Universidad de Zaragoza
Title: Languaging to trigger change: second-order intercultural conversations with urban youth of Maya descent
Description:
The paper presents an applied research project that looks into whether the Yucatec Maya language can become an identity factor for the urban youth of Maya descent inhabitants of a marginal urban area in southeastern Mexico, against the entropic tendency towards the Yucatec Maya language loss in the urban environment.
Our starting point is Maturana’s idea that through languaging and emotioning human worlds are built and maintained; our lives are intertwined in interactional networks, therefore we only exist as human beings through conversations we hold with other human beings.
We go on to explore the types of connection to the Maya culture and language in the case of the young men and women who took part in a workshop “My life and the Maya culture: roots and relations”, and how this connection is constructed through languaging and emotioning whithin their families, personal networks, and the workshop itself.
The conversations –that emerge through languaging and emotioning– are seen as potential triggers of changes in representations and attitudes towards the minorized language and culture.
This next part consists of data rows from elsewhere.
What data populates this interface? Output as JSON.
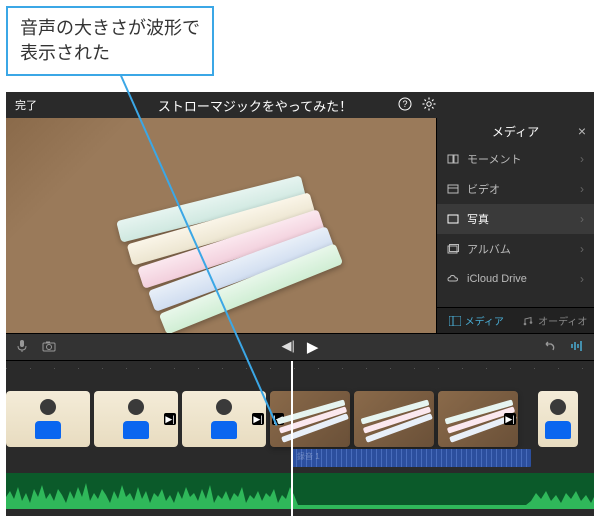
{
  "callout": {
    "line1": "音声の大きさが波形で",
    "line2": "表示された"
  },
  "topbar": {
    "done": "完了",
    "title": "ストローマジックをやってみた！"
  },
  "sidebar": {
    "header": "メディア",
    "items": [
      {
        "label": "モーメント"
      },
      {
        "label": "ビデオ"
      },
      {
        "label": "写真"
      },
      {
        "label": "アルバム"
      },
      {
        "label": "iCloud Drive"
      }
    ],
    "tabs": {
      "media": "メディア",
      "audio": "オーディオ"
    }
  },
  "timeline": {
    "audio_clip_label": "録音 1"
  }
}
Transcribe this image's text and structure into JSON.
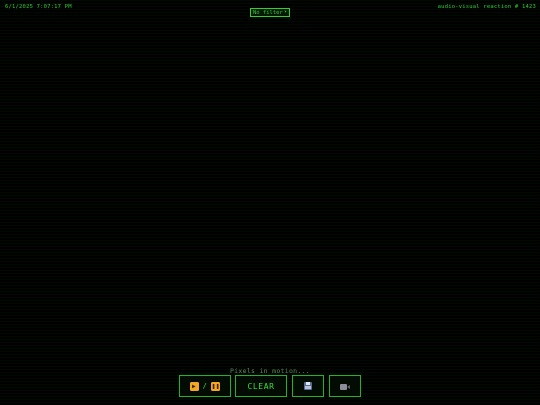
{
  "header": {
    "timestamp": "6/1/2025 7:07:17 PM",
    "reaction_label": "audio-visual reaction # 1423"
  },
  "filter": {
    "selected": "No filter",
    "chevron_icon": "chevron-down-icon"
  },
  "status": {
    "message": "Pixels in motion..."
  },
  "controls": {
    "play_pause": {
      "play_icon": "play-icon",
      "pause_icon": "pause-icon",
      "separator": "/"
    },
    "clear_label": "CLEAR",
    "save_icon": "floppy-disk-icon",
    "record_icon": "video-camera-icon"
  },
  "colors": {
    "background": "#000000",
    "accent": "#35e035",
    "border": "#22b522",
    "status_text": "#5f8f5f",
    "icon_orange": "#f5a623"
  }
}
We also maintain that for the changes to be sustainable, the rest of the local society, viewed as a cultural multiverse (Krotz, 2004), is to recognize Maya speakers as legitimate others (Maturana & Nisis, 2014), so that the non-Maya groups are also to engage to ensure the structural coupling between the diverse parts that conform the multiverse.
Our role as researchers, then, is not that of external observers; we assume our part in the cultural multiverse as participants in its construction who by languaging, emotioning, and subsequent acting, seek to contribute to a broader acceptance and respect towards the minorized language and its speakers.